PABLO LÓPEZ | CAMBRE
El dinero de las arcas municipales con el que se pagaron las invitaciones de Venancio Salcines en bares y restaurantes procedía de los impuestos de los vecinos, pero los residentes de las parroquias cambresas califican lo hechos como "algo anecdótico" y defienden la "honradez" y la "modestia" del ex edil, un personaje al que todos parecen tener algo que agradecer. Salcines ha renunciado esta semana a su acta de concejal después de devolver al Concello 2.000 euros que le había pasado como gastos.
"Luchó mucho por el local social de mi parroquia y siempre se portó como un caballero. Hay cosas más importantes que los recibos. Yo tomé una caña con él, aunque no recuerdo si pagó o no", explicó Manuel Martínez, de la asociación de vecinos de San Lorenzo.
Los residentes están sumamente apenados por la marcha de Salcines, un concejal atípico que, según el testimonio de los residentes, no tenía inconveniente en debatir con los residentes en sus propias casas o en mancharse de grasa en las churrascadas organizadas en las diferentes fiestas parroquiales.
"Es conocedor de su territorio y de sus ciudadanos. Creo que es el mejor preparado y el que tiene más clase", explica un residente de Bribes, que afirma que Salcines estaba preocupado por el estado de las arcas municipales y que llegó a impulsar la rebaja de los presupuestos para gastos de representación.
Los residentes cambreses no sólo no están enfadados de que el dinero que pagan al Concello se dedique a pagos como el de un cucurucho de helado o una noche de hotel en Londres, sino que dicen estar dispuestos a invitar al ex concejal "a todas las cañas que quiera".
"Siempre decía que había que hacer cosas para el pueblo. Siento mucho todo lo que pasó y, sobre todo, que deje de ser concejal", manifestó un vecino de Lema, que recordó que el ex edil había ayudado a su asociación con la reforma del local social. "Me gustaría invitarlo a todas esas cañas, porque hizo mucho bien y se las merece", añadió José Chas, tesorero de la asociación vecinal de Bribes.

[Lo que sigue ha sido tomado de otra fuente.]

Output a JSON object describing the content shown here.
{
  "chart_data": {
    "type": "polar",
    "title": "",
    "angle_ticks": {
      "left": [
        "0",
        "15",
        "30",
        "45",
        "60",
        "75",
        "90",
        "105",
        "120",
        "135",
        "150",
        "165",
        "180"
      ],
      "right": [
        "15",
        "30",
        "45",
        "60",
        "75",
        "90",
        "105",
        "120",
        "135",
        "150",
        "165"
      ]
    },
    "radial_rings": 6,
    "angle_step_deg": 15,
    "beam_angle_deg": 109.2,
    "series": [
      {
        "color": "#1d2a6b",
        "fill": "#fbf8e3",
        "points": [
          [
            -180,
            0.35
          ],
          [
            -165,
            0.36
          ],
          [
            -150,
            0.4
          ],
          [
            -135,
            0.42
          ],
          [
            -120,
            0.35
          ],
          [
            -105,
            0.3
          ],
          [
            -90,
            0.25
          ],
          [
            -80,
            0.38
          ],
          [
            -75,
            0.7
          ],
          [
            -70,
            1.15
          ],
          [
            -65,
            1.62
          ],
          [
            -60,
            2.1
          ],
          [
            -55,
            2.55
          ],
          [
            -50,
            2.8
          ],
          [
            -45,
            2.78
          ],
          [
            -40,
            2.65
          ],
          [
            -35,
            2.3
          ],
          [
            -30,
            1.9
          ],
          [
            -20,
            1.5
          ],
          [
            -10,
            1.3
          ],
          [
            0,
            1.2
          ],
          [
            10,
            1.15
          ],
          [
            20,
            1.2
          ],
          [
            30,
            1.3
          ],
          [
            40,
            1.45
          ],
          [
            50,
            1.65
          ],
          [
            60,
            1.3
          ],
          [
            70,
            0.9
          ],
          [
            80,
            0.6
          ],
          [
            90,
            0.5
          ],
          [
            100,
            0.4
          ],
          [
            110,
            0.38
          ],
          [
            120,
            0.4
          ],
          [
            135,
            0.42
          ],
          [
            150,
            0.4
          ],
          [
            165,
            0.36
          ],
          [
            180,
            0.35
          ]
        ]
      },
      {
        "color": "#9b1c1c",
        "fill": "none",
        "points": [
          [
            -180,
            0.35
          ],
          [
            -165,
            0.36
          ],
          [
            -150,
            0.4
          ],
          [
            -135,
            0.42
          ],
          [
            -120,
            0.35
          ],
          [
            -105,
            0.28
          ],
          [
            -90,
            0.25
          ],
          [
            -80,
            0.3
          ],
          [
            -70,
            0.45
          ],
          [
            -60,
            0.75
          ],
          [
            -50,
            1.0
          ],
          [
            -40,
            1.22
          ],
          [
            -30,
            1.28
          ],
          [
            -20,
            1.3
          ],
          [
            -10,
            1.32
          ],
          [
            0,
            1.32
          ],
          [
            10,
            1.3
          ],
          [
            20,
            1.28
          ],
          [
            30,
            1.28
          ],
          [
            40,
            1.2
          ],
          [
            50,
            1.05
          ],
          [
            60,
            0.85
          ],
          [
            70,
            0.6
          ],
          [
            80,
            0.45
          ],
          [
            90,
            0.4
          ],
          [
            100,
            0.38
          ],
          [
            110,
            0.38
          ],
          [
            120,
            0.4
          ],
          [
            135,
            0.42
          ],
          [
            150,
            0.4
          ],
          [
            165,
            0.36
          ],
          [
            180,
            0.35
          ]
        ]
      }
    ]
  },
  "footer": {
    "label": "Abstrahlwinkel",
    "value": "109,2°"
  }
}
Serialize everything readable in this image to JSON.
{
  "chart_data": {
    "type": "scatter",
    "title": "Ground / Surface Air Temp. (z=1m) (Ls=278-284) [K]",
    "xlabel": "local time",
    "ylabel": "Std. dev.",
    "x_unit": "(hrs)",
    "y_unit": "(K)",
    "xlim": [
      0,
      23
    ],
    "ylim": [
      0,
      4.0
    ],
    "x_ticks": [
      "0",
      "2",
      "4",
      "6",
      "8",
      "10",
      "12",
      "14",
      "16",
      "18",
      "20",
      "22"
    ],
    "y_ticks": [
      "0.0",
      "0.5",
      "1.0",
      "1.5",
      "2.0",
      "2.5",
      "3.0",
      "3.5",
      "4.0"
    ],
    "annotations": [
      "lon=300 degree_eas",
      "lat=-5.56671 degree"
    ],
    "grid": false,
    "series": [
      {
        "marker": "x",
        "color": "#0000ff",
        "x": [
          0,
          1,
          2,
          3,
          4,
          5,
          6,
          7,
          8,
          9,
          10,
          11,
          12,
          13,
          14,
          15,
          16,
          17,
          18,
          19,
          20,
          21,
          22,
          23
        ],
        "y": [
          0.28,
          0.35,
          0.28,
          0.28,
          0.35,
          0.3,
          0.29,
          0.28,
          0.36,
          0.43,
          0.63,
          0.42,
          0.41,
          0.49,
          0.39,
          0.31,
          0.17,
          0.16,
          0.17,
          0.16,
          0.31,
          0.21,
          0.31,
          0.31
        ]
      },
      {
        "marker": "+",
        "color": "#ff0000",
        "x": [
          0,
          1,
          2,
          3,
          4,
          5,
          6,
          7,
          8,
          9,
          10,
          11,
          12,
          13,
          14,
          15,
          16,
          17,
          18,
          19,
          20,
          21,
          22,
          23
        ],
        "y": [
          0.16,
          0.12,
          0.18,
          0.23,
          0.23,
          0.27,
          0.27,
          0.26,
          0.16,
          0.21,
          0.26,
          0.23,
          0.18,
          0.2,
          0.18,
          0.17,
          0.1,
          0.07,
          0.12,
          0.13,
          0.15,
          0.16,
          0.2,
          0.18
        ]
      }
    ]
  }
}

La admiración de los residentes que se reunieron ayer en el local vecinal de Bribes para defender a Salcines llega hasta el punto de que algunos propongan al ex edil como futuro alcalde de Cambre. "Es sencillo, honrado y jamás alardeó de sus logros. Si por mí fuera, lo ponía de alcalde", explicó Alejandro Bascoy, de la asociación juvenil de Bribes, que menciona el interés mostrado por Salcines a la hora de organizar fiestas.
Los vecinos reiteraron que el cobro de recibos de bares y restaurantes a través del Concello, aunque éticamente discutible, no constituye un hecho delictivo; algo que quisieron dejar claro "a todos los que trataron a Venancio como si fuera un criminal".
"Puede debatirse si es moral o no, pero lo que está claro es que no hay nada ilegal", manifestó un residente de Brexo Lema.
Los representantes de las asociaciones vecinales de las parroquias, aunque conscientes de que la decisión de Venancio Salcines "no tiene marcha atrás", estarían encantados de que el ex concejal meditara su decisión y se mantuviera al frente del departamento de Hacienda del Ayuntamiento de Cambre.